Depuis que le festival ne peut plus se tenir à Tombouctou, avec des amis nous avons cette idée que les Américains ont appelée « Festival in exil » ou festival en exil. L’idée c’était de permettre à nos artistes de s’exprimer au moment où ils étaient interdits de chanter, de danser à Tombouctou, c’était le moyen de leur donner l’occasion de s’affirmer, d’exister et de croire en l’avenir. Donc, on a eu la chance d’être invités avec nos artistes un peu partout dans le monde, de l’Amérique au Japon en passant par certains pays européens, de 2012 à maintenant. Partout on a été bien accueilli et le monde entier était horrifié par ce qui arrivait chez nous. Chacun avait envie de manifester sa solidarité envers la culture, car la musique est la première victime. C’était notre façon de résister dans la non violence pour dire non. On ne peut pas empêcher aux griots maliens de chanter. Et comme j’ai l’habitude de le dire à Tombouctou, notre objectif et notre désir, c’est de retourner sur nos dunes à Essakane. Après cette caravane, on est partis vers les refugiés et dans d’autres villes maliennes pour jouer notre partition dans le processus de paix.
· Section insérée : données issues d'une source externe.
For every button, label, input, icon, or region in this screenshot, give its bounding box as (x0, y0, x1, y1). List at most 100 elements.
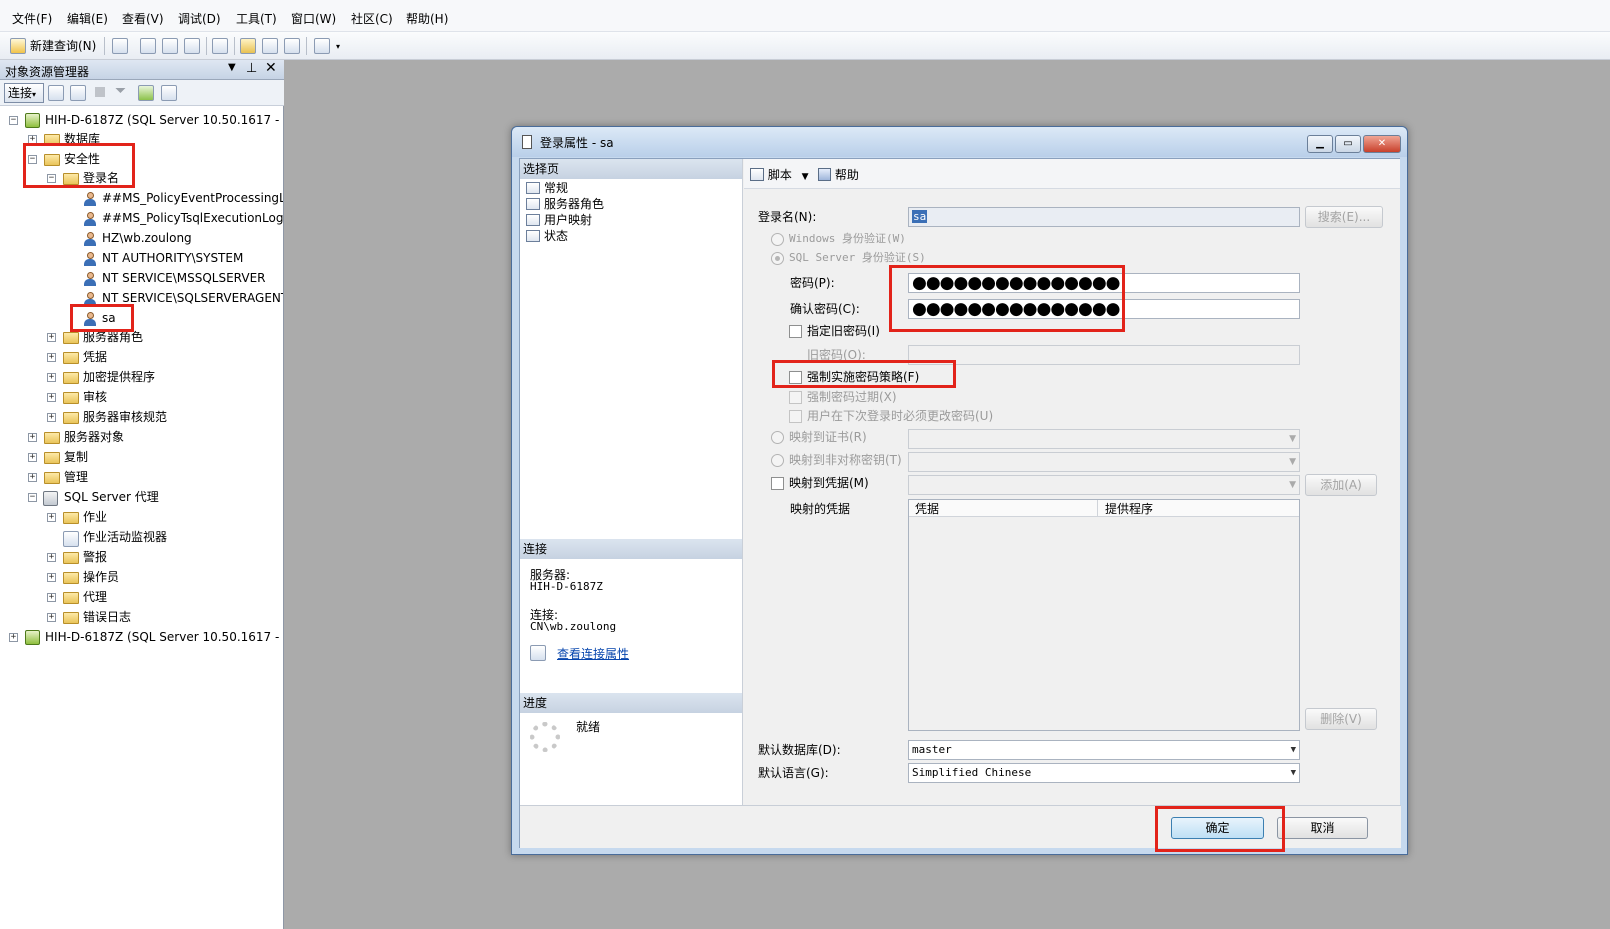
tree-error-logs[interactable]: 错误日志 (83, 608, 131, 626)
tree-server-node-2[interactable]: HIH-D-6187Z (SQL Server 10.50.1617 - sa) (45, 628, 283, 646)
windows-auth-radio[interactable] (771, 233, 784, 246)
tree-server-objects[interactable]: 服务器对象 (64, 428, 124, 446)
filter-icon[interactable]: ⏷ (115, 83, 126, 99)
tree-login-item[interactable]: NT SERVICE\MSSQLSERVER (102, 269, 265, 287)
expand-toggle-icon[interactable]: + (47, 373, 56, 382)
analysis-query-icon[interactable] (140, 38, 156, 54)
expand-toggle-icon[interactable]: + (28, 433, 37, 442)
new-file-icon[interactable] (212, 38, 228, 54)
close-button[interactable]: ✕ (1363, 135, 1401, 153)
view-connection-icon (530, 645, 546, 661)
menu-debug[interactable]: 调试(D) (178, 10, 221, 27)
print-icon[interactable] (284, 38, 300, 54)
collapse-toggle-icon[interactable]: − (28, 493, 37, 502)
menu-tools[interactable]: 工具(T) (236, 10, 277, 27)
open-folder-icon[interactable] (240, 38, 256, 54)
help-button[interactable]: 帮助 (818, 166, 859, 182)
expand-toggle-icon[interactable]: + (28, 473, 37, 482)
db-engine-query-icon[interactable] (112, 38, 128, 54)
expand-toggle-icon[interactable]: + (47, 553, 56, 562)
connect-object-icon[interactable] (48, 85, 64, 101)
expand-toggle-icon[interactable]: + (47, 353, 56, 362)
add-credential-button[interactable]: 添加(A) (1305, 474, 1377, 496)
expand-toggle-icon[interactable]: + (47, 593, 56, 602)
menu-help[interactable]: 帮助(H) (406, 10, 448, 27)
tree-replication[interactable]: 复制 (64, 448, 88, 466)
dropdown-icon[interactable]: ▼ (228, 62, 236, 73)
script-button[interactable]: 脚本 ▼ (750, 166, 809, 182)
tree-audits[interactable]: 审核 (83, 388, 107, 406)
tree-login-item[interactable]: ##MS_PolicyTsqlExecutionLogin## (102, 209, 283, 227)
default-lang-combo[interactable]: Simplified Chinese ▼ (908, 763, 1300, 783)
tree-job-activity-monitor[interactable]: 作业活动监视器 (83, 528, 167, 546)
toolbar-overflow-icon[interactable]: ▾ (336, 42, 340, 51)
stop-icon[interactable] (95, 87, 105, 97)
login-name-input[interactable]: sa (908, 207, 1300, 227)
collapse-toggle-icon[interactable]: − (9, 116, 18, 125)
chevron-down-icon[interactable]: ▼ (802, 172, 809, 182)
refresh-icon[interactable] (138, 85, 154, 101)
page-user-mapping[interactable]: 用户映射 (526, 212, 592, 228)
tree-alerts[interactable]: 警报 (83, 548, 107, 566)
tree-credentials[interactable]: 凭据 (83, 348, 107, 366)
tree-management[interactable]: 管理 (64, 468, 88, 486)
old-password-input[interactable] (908, 345, 1300, 365)
asym-key-combo[interactable]: ▼ (908, 452, 1300, 472)
default-db-combo[interactable]: master ▼ (908, 740, 1300, 760)
tree-operators[interactable]: 操作员 (83, 568, 119, 586)
menu-view[interactable]: 查看(V) (122, 10, 164, 27)
summary-icon[interactable] (161, 85, 177, 101)
close-icon[interactable]: ✕ (265, 60, 277, 76)
must-change-checkbox[interactable] (789, 410, 802, 423)
page-status[interactable]: 状态 (526, 228, 568, 244)
remove-credential-button[interactable]: 删除(V) (1305, 708, 1377, 730)
expand-toggle-icon[interactable]: + (47, 573, 56, 582)
map-credential-checkbox[interactable] (771, 477, 784, 490)
activity-monitor-icon[interactable] (314, 38, 330, 54)
expand-toggle-icon[interactable]: + (28, 453, 37, 462)
specify-old-password-checkbox[interactable] (789, 325, 802, 338)
grid-col-credential[interactable]: 凭据 (915, 501, 939, 517)
minimize-button[interactable]: ▁ (1307, 135, 1333, 153)
search-button[interactable]: 搜索(E)... (1305, 206, 1383, 228)
tree-sql-agent[interactable]: SQL Server 代理 (64, 488, 159, 506)
mdx-query-icon[interactable] (162, 38, 178, 54)
menu-file[interactable]: 文件(F) (12, 10, 52, 27)
page-server-roles[interactable]: 服务器角色 (526, 196, 604, 212)
tree-jobs[interactable]: 作业 (83, 508, 107, 526)
menu-window[interactable]: 窗口(W) (291, 10, 336, 27)
connect-button[interactable]: 连接▾ (4, 83, 44, 103)
tree-audit-specs[interactable]: 服务器审核规范 (83, 408, 167, 426)
menu-edit[interactable]: 编辑(E) (67, 10, 108, 27)
credential-combo[interactable]: ▼ (908, 475, 1300, 495)
sql-auth-radio[interactable] (771, 252, 784, 265)
tree-server-node[interactable]: HIH-D-6187Z (SQL Server 10.50.1617 - CN\… (45, 111, 283, 129)
view-connection-properties-link[interactable]: 查看连接属性 (557, 646, 629, 662)
xmla-query-icon[interactable] (184, 38, 200, 54)
enforce-expiration-checkbox[interactable] (789, 391, 802, 404)
tree-login-item[interactable]: NT AUTHORITY\SYSTEM (102, 249, 243, 267)
map-asym-key-radio[interactable] (771, 454, 784, 467)
expand-toggle-icon[interactable]: + (47, 513, 56, 522)
expand-toggle-icon[interactable]: + (47, 613, 56, 622)
disconnect-icon[interactable] (70, 85, 86, 101)
pin-icon[interactable]: ⊥ (246, 61, 257, 76)
cancel-button[interactable]: 取消 (1277, 817, 1368, 839)
map-cert-radio[interactable] (771, 431, 784, 444)
maximize-button[interactable]: ▭ (1335, 135, 1361, 153)
expand-toggle-icon[interactable]: + (47, 333, 56, 342)
new-query-button[interactable]: 新建查询(N) (10, 36, 96, 56)
expand-toggle-icon[interactable]: + (47, 413, 56, 422)
menu-community[interactable]: 社区(C) (351, 10, 393, 27)
tree-login-item[interactable]: ##MS_PolicyEventProcessingLogin## (102, 189, 283, 207)
page-general[interactable]: 常规 (526, 180, 568, 196)
tree-crypto-providers[interactable]: 加密提供程序 (83, 368, 155, 386)
tree-login-item[interactable]: HZ\wb.zoulong (102, 229, 192, 247)
expand-toggle-icon[interactable]: + (47, 393, 56, 402)
cert-combo[interactable]: ▼ (908, 429, 1300, 449)
save-icon[interactable] (262, 38, 278, 54)
chevron-down-icon: ▼ (1289, 434, 1296, 444)
tree-proxies[interactable]: 代理 (83, 588, 107, 606)
mapped-credentials-grid[interactable]: 凭据 提供程序 (908, 499, 1300, 731)
expand-toggle-icon[interactable]: + (9, 633, 18, 642)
Au dernier festival de Sélingué, un groupe portant votre nom s’est produit, parlez-nous un peu de ce groupe ?

En réalité, le groupe ne porte pas mon nom même si c’est moi qui ait eu l’idée, le groupe s’appelle « Mali Kanw » c’est-à- dire les voix du Mali. A l’expérience, on s’est rendu compte que chaque fois qu’on va à l’extérieur, les gens nous demandent de leur montrer la richesse de la culture malienne. Tu es obligé de prendre un groupe dans toutes les ethnies qui composent le peuple malien, ce qui nécessiterait une centaine de personnes pour réaliser ça. C’est ainsi qu’on a décidé de créer un groupe avec le maximum de représentativité des différents courants culturels et linguistiques. Ce groupe a émerveillé nos amis hollandais, qui souhaiteraient le voir se produire chez eux, et nous allons en profiter pour faire le tour de l’Europe pour donner la vraie image du Mali à partir de fin juin. En attendant de retourner à Tombouctou.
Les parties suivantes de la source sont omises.